Real Recipes From Real Home Cooks ®

chicken stew francais with parsley dumplings

(2 ratings)
Blue Ribbon Recipe by
Susan Bickta
Kutztown, PA

I created this recipe one cold winter day with ingredients I had on hand. It is a delicious, flavorful "stick-to-your-ribs" chicken recipe. Adding the white wine and dried tarragon gives it that "continental" taste. Serve with a nice crisp green salad and you've got a complete meal.

Blue Ribbon Recipe

This chicken stew is fabulous! It's a thick and hearty stew with a slight fancy feel, but still nice and homey. Wine and tarragon marry together for a wonderful flavor. We loved all the fresh vegetables, along with the dumpling addition. A little different, we think this will be a favorite in the winter when you want a warm and comforting stew.

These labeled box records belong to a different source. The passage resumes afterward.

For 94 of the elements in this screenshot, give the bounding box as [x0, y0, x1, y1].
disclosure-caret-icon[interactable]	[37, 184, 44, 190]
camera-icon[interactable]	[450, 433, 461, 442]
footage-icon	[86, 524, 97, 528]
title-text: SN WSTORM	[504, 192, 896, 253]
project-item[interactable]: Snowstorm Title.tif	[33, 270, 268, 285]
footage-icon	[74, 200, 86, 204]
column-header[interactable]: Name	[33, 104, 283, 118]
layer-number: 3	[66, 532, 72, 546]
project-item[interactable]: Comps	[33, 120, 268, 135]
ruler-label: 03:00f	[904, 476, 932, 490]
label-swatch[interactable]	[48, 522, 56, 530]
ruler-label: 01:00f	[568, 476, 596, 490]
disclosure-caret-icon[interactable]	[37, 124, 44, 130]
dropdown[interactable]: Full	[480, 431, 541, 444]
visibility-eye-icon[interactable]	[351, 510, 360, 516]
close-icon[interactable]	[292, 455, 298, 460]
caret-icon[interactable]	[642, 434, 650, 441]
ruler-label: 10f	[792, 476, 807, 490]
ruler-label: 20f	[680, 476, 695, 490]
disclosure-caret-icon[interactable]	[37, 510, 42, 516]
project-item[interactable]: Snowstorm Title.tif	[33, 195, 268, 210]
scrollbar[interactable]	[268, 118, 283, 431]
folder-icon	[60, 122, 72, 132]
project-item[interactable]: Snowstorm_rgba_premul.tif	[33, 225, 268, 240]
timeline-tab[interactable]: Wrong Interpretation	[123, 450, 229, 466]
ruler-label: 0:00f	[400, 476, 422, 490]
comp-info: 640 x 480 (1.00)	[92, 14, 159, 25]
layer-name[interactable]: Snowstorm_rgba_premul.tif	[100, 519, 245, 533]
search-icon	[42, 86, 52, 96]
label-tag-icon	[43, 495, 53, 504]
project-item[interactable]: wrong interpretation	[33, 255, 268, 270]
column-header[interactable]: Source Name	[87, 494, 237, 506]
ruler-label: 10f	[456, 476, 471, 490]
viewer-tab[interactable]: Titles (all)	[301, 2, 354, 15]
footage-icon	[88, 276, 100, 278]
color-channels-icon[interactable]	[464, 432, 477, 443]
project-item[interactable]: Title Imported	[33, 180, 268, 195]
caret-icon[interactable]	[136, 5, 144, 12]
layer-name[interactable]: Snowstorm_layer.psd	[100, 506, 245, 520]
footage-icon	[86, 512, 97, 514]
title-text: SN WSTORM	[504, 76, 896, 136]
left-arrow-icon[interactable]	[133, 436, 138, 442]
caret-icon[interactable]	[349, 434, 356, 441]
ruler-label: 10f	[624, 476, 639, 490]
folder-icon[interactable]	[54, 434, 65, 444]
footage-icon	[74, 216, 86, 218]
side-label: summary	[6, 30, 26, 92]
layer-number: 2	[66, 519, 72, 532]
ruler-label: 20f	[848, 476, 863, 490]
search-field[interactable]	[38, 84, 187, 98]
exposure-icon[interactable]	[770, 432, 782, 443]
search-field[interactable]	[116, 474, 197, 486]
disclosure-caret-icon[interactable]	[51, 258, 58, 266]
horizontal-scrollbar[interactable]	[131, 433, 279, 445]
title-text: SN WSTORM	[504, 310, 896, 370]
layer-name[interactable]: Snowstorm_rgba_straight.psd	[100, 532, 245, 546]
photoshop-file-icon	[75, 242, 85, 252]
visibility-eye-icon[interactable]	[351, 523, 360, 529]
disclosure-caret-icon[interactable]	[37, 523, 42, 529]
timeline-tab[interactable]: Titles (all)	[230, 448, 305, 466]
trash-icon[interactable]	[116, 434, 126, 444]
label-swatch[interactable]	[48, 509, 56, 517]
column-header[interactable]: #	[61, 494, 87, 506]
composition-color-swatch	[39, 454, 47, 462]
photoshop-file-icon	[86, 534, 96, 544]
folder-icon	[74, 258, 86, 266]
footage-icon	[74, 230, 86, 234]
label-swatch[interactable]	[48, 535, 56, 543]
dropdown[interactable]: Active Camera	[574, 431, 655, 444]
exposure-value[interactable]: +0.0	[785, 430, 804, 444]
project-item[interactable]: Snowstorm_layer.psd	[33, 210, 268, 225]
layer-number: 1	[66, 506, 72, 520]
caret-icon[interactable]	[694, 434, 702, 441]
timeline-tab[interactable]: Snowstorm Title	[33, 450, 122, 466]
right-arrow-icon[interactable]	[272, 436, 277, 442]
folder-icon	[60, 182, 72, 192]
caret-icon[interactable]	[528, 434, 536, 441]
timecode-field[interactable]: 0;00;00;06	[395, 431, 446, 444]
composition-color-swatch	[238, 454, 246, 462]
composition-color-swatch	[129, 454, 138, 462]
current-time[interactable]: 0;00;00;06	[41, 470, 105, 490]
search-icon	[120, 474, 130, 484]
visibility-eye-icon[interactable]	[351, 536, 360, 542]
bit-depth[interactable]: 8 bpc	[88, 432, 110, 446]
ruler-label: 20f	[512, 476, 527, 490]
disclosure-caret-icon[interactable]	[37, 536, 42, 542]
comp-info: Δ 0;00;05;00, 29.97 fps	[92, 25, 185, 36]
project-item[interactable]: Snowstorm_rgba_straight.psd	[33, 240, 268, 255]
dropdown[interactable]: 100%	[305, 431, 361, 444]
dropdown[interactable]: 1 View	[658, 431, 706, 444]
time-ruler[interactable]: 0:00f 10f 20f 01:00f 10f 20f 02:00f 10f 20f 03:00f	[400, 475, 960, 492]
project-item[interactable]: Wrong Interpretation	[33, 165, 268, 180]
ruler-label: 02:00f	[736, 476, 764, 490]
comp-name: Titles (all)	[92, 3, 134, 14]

— The Test Kitchen @kitchencrew
(2 ratings)
yield 4 -6
prep time 20 Min
cook time 50 Min
method Stove Top

Ingredients For chicken stew francais with parsley dumplings

  • 1/2 c
    vegetable oil, divided
  • 2 lb
    chicken thighs, skinless and boneless, cut into bite-size pieces
  • 1/2 c
    flour
  • 1 pkg
    dry chicken gravy mix (0.87 ounces), divided
  • 1/2 tsp
    fresh ground black pepper
  • 2 md
    onions, peeled and sliced
  • 3 md
    red-skinned potatoes, unpeeled and cut into bite-size chunks
  • 3 md
    carrots, peeled and sliced
  • 2 stalk
    celery, roughly chopped
  • 1 qt
    chicken broth
  • 1 can
    chicken gravy (10.5 ounces)
  • 1/4 c
    dry white wine
  • 1 tsp
    french tarragon (dried)
  • 2 c
    flour
  • 1 Tbsp
    baking powder
  • 1/2 tsp
    salt
  • 1 1/3 c
    whole milk
  • 1 tsp
    vegetable oil
  • 1/2 tsp
    dried parsley flakes

How To Make chicken stew francais with parsley dumplings

  • Coated chicken pieces in a resealable bag.
    1
    Place a 5-quart Dutch oven over medium high heat and add all but 1 tablespoon of the oil. While the oil is heating in the pot, place the 1/2 cup flour, black pepper, and 1 tablespoon of the dry gravy mix in a sturdy zip-top plastic bag. Put chicken pieces in the bag and shake and/or knead until all pieces are coated with flour mixture.
  • Browning pieces of chicken.
    2
    Transfer chicken to pot on stove. Cook, stirring constantly to break apart chicken pieces until chicken is browned, about 15-20 minutes. Remove from pot, cover, and set aside.
  • Cooking onions, potatoes, carrots, and celery.
    3
    Add remaining oil to same pot. Add the onions, potatoes, carrots, and celery. Mix well and cook for 4-5 minutes, stirring well to incorporate browned bits on the bottom of the pot.
  • Chicken broth, gravy mixture, chicken gravy, wine, and tarragon added to the pot.
    4
    Add the chicken broth, remaining gravy mix, chicken gravy, white wine, and French tarragon. Mix well, and bring to a simmer.
  • Chicken pieces added to the pot.
    5
    Return the chicken pieces to the pot.
  • Simmering the stew.
    6
    Reduce heat and cover. Let simmer, stirring often, for an additional 10-12 minutes.
  • Flour, baking powder, salt, milk, and oil in a bowl for dumplings.
    7
    Meanwhile, make the dumpling batter: In a medium bowl, mix the flour, baking powder, salt, milk, 1 tablespoon oil, and parsley flakes. Mix just until combined.
  • Dumpling dough dropped onto the simmering stew.
    8
    To make dumplings: Remove the cover from the pot and drop tablespoonfuls of batter onto the simmering stew. Reduce heat slightly, cover, and cook for 10-12 minutes or until dumplings are cooked and puffed up. Toothpick inserted into dumplings should come out clean. DO NOT TAKE LID OFF OF POT WHILE DUMPLINGS ARE COOKING!!!